Nearly 57 per cent organisations in India are still at a nascent stage of genomics high-performance computing (HPC) infrastructure that is a key to drug/ vaccine discovery and precision for medicine.
A new whitepaper, commissioned by Lenovo & Intel, led by IDC, highlights the key challenges and drivers transforming the healthcare landscape across Asia Pacific.
Titled ‘Leveraging High-Performance Compute Infrastructure to Address the Genomic Data Challenge in Life Sciences’, the paper underlines the challenges where genomics research-led intervention could impact significantly.
The survey was conducted across 150 pharmaceutical and biotech companies across five key markets in Asia – India, Singapore, Thailand, Japan, and Korea, according to reports.
Potential of Genomics
Distinctive aspects discovered in the white paper point to the expansive potential of genomics. One is able to impact hunger and malnutrition, which has been ranked as the second greatest challenge across 40 per cent of decision-makers.
According to 30 per cent of surveyed leaders in India, genomics could also be a game-changer in helping to improve the environment as climate change continues to be a serious cause of concern.
“The volume and type of genomics data generated is unimaginable and to make accurate decisions based on this data requires huge computing power. This gets even more difficult with complex and unscalable solutions that were found to be cautious factors for 50 per cent of organisations in India looking for genomics solutions,” said Sinisa Nikolic, Director and Segment Leader, HPC & AI, AP, Lenovo ISG.
Increasing Genomic Workloads and Storage Capabilities
The trend towards developing a niche, high-value personalised health solutions is expected to boom as 83 per cent of organisations in India anticipate their annual genomics workloads to grow more than 10 per cent over the next two years.
Similarly, for 80 per cent, the annual spend on data storage and computation is likely to increase by more than 10 per cent in the two-year period.
The report further added that the growing storage requirement predictions could add to the existing cost burdens for 33 per cent of organisations who are currently spending more than $1M annually on data computing, storage, and maintenance & services.

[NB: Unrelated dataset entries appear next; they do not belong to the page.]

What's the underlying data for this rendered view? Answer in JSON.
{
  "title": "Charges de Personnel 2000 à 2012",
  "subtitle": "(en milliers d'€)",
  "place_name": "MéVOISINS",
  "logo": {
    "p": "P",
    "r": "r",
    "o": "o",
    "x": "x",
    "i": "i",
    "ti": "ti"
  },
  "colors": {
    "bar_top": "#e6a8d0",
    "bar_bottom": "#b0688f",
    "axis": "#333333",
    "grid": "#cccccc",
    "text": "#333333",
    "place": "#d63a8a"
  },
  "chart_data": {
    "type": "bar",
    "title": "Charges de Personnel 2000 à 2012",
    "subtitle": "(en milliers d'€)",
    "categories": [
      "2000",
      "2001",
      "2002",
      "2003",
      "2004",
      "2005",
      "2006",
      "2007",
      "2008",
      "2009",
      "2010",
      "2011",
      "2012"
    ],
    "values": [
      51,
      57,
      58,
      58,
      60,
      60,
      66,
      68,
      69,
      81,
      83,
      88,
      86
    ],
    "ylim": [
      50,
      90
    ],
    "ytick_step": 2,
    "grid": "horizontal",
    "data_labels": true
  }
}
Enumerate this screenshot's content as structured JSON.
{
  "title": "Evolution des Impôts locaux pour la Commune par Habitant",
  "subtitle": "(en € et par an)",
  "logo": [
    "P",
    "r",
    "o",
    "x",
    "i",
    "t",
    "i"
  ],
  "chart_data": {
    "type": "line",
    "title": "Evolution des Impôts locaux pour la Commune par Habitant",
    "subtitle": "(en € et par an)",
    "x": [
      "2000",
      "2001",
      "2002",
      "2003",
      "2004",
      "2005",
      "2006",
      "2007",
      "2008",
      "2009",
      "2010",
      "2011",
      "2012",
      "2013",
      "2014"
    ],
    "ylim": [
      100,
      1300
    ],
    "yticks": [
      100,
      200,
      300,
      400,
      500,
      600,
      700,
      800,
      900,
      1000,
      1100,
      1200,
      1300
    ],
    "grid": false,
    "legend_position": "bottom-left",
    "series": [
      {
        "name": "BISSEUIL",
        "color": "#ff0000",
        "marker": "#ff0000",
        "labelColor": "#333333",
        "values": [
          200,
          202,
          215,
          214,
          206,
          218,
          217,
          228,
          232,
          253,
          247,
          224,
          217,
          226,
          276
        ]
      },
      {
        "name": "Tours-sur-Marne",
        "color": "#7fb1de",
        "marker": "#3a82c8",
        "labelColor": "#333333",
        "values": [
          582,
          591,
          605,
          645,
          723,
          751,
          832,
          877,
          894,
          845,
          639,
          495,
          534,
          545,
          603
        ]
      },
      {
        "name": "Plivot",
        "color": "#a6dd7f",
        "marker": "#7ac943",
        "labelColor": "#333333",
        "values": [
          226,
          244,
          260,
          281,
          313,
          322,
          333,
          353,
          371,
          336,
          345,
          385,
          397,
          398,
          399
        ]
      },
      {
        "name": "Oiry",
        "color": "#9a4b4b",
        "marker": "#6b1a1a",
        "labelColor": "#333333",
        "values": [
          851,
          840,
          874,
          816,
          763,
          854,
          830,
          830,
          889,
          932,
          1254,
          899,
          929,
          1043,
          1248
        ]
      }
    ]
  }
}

Even with the challenges around scalability, flexibility, and costs, nearly half (46.7 per cent) of the respondents are not looking to acquire new solutions to transform their HPC landscape.
Infrastructural Challenge
With a growing focus on making precision medicine a reality, nearly 47 per cent of decision-makers in India’s genomics industry feel that, with the high velocity at which genome data is generated, the lack of computing power to analyse it becomes the biggest infrastructural challenge for genome sequencing.
46 per cent are using 3D augmented reality/virtual reality (AR/VR) solutions, indicating a growing shift toward immersive visualisation techniques, complemented by deep learning to enable molecular modeling and simulations.
“A major challenge for researchers is the time taken to process a single genome. Fortunately, solutions like Lenovo Genomics Optimisation and Scalability Tool (GOAST) reduce the time to process a single human genome from 150 hours to less than 48 minutes. This enables researchers to quickly map a cohort of people instead of spending time analysing a single genome.
HPC supports high-throughput volumes to accelerate the speed of analysis, whereas AI helps make sense of the difference between genomes. This is why we are seeing GOAST being preferred by nearly 37 per cent of organisations in India and expecting it to grow tremendously over the next few years,” said Nikolic.
In the entire context of genomics data, cyberthreats are a key challenge for only 3 per cent of the organisations in India, while more than 80 per cent feel strongly about their cybersecurity strategy indicating it as the lowest amongst the hurdles.